Nobody Told Me This Is What “Breaking In” Actually Looks Like

I’m pulling back the curtain on my first real months as a freelance data analyst — the cold emails, the silence, and why I kept going anyway.

 

It’s been about 6 months since I moved from web development to data analytics. And wow.

It’s been a rollercoaster. I feel as if nothing I do works. To be completely honest, I think trying to freelance straight out the gate wasn’t the best move for me. Coming from 3 years of web development freelancing, I thought: all I need to do is master the skills and BOOM, start freelancing, build on top of my existing portfolio. Easy transition.

That was the first mistake.


Data analysis is not the tools.

In web development, being technically good was almost enough. Clients came with a reference site, you matched it, done. Templates existed. The work was visible. In most cases, you didn’t even need a great eye for design.

Data analysis doesn’t work like that. The tools, the tech stack, the technical skills, that’s all support work. The main thing is domain knowledge. Understanding the business. Knowing what questions to ask before you even open the dataset. And that’s not something you pick up in a weekend.


Then there’s the client side. Don’t even get me started.

Everyone posts about how data is everywhere, every business, big and small needs it, it’s in huge demand, and I thought, yeah, I have the skill set, what’s stopping me?
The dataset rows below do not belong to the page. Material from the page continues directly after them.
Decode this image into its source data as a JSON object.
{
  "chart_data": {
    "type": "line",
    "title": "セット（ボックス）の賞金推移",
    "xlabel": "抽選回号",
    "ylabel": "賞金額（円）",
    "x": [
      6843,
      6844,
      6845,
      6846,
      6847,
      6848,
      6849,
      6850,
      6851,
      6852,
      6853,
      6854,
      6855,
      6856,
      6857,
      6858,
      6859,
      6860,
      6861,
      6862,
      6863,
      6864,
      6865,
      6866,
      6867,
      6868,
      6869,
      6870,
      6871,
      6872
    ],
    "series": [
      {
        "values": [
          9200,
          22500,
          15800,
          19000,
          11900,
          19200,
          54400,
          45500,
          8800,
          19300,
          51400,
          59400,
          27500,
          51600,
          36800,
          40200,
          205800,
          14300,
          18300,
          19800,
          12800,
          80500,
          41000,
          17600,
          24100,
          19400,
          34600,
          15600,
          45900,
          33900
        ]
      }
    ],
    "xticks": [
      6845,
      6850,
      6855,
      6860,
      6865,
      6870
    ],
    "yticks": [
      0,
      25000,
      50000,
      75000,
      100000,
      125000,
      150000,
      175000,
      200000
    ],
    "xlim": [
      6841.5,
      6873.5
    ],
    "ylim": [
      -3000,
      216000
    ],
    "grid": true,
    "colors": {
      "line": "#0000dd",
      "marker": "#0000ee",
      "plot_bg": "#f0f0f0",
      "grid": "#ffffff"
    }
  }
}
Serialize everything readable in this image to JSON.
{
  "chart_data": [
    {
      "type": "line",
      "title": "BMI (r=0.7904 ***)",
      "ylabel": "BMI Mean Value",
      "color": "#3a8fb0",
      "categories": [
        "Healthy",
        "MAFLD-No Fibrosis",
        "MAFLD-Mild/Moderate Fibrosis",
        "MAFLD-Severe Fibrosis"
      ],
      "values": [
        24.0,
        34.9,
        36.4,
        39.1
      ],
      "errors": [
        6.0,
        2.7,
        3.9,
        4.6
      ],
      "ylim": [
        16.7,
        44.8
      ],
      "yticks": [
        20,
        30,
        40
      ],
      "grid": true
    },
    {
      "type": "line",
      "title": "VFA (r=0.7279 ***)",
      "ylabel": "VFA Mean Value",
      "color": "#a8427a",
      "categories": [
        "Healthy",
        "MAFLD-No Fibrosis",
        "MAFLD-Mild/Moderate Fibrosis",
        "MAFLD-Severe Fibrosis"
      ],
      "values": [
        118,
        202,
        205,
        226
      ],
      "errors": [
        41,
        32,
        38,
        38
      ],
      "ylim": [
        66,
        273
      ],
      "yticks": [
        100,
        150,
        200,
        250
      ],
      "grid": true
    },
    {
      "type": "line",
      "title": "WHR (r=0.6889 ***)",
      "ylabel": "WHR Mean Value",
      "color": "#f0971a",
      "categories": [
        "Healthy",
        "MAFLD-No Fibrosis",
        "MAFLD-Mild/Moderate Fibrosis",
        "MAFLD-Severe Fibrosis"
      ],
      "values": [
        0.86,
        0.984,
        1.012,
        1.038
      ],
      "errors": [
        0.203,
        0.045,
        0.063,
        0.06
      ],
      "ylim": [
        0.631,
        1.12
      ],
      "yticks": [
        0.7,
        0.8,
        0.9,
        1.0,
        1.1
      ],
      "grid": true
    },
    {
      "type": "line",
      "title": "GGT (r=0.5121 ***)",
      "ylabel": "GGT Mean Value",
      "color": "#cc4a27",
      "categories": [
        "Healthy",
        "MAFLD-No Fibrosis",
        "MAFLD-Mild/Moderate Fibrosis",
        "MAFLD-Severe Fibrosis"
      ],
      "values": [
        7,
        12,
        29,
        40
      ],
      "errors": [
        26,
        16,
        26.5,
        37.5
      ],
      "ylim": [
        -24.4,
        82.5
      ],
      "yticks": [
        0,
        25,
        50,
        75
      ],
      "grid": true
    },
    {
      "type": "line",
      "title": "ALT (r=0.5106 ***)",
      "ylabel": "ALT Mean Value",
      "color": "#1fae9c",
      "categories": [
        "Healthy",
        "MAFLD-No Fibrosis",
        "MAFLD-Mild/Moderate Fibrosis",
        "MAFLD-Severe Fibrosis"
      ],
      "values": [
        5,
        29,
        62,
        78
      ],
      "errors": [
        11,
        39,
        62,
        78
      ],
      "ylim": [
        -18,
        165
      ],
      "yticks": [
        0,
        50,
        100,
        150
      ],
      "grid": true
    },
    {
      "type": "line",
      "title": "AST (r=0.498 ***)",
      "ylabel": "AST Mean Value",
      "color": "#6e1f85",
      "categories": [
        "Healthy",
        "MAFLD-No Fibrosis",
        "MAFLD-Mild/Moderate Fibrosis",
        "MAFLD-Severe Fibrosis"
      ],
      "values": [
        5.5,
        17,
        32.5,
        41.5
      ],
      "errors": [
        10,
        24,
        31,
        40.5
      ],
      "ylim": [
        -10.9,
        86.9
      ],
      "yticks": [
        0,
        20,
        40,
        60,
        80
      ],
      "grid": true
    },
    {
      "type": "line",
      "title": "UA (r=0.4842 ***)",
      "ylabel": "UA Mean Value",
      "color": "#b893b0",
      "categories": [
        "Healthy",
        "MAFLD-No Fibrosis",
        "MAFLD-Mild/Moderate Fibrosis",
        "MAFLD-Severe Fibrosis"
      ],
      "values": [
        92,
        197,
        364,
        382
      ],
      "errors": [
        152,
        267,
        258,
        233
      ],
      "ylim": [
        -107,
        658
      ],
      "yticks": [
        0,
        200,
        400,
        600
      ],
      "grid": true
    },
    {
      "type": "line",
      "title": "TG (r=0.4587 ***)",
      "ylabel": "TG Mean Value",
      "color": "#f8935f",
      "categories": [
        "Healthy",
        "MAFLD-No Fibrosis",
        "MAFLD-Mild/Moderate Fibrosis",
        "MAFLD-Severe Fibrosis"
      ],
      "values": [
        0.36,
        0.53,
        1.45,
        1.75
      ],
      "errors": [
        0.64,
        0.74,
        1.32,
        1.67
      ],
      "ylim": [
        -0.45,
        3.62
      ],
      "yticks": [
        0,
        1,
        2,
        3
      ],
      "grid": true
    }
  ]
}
The reality? Small businesses don’t really care about data. Even the ones that do, don’t take it seriously. They run on gut feeling, not numbers. Trying to explain what I do to someone who’s never thought about their data is like being the lighting guy backstage at the theatre, making sure the spotlight hits the right person so the audience can enjoy the show. Nobody knows your name. Nobody sees the work. But the show doesn’t work without you.

That’s the sell. And it’s a hard sell.


So I had to rethink the approach.

I asked myself: what’s the actual next step? And the conclusion I came to was to niche down further. I have a real background in web development, so what better way to transition into data than becoming a website analyst? At first, I thought I could generalise, use my tech stack to attract all kinds of businesses. Then I failed. Not because I didn’t understand what I was doing technically, but because I didn’t fully understand what dealing with data actually means in practice.

What happens when your insights lead to a 15% decrease in revenue?

What happens when you miscalculate a value or overlook a KPI?

That’s the part nobody talks about online. The skill stack gets you in the room. But without context, without actually understanding the business you’re analysing, you’re just a person with expensive tools and no real answers.


Most people coming into data are stuck in the tech stack trap.

And I was one of them. Leaning on the tools, thinking that’s the whole job. The real tool is the knowledge you carry. The tech stack just helps you find the right answers faster, once you know what you’re actually looking for.

I’m loving the journey. The pivot’s been hard but it’s been worth it. It was just refreshing to step back and actually name what was going wrong.


Until next time — ponder this:

“If it doesn’t impact anything, it’s vanity.”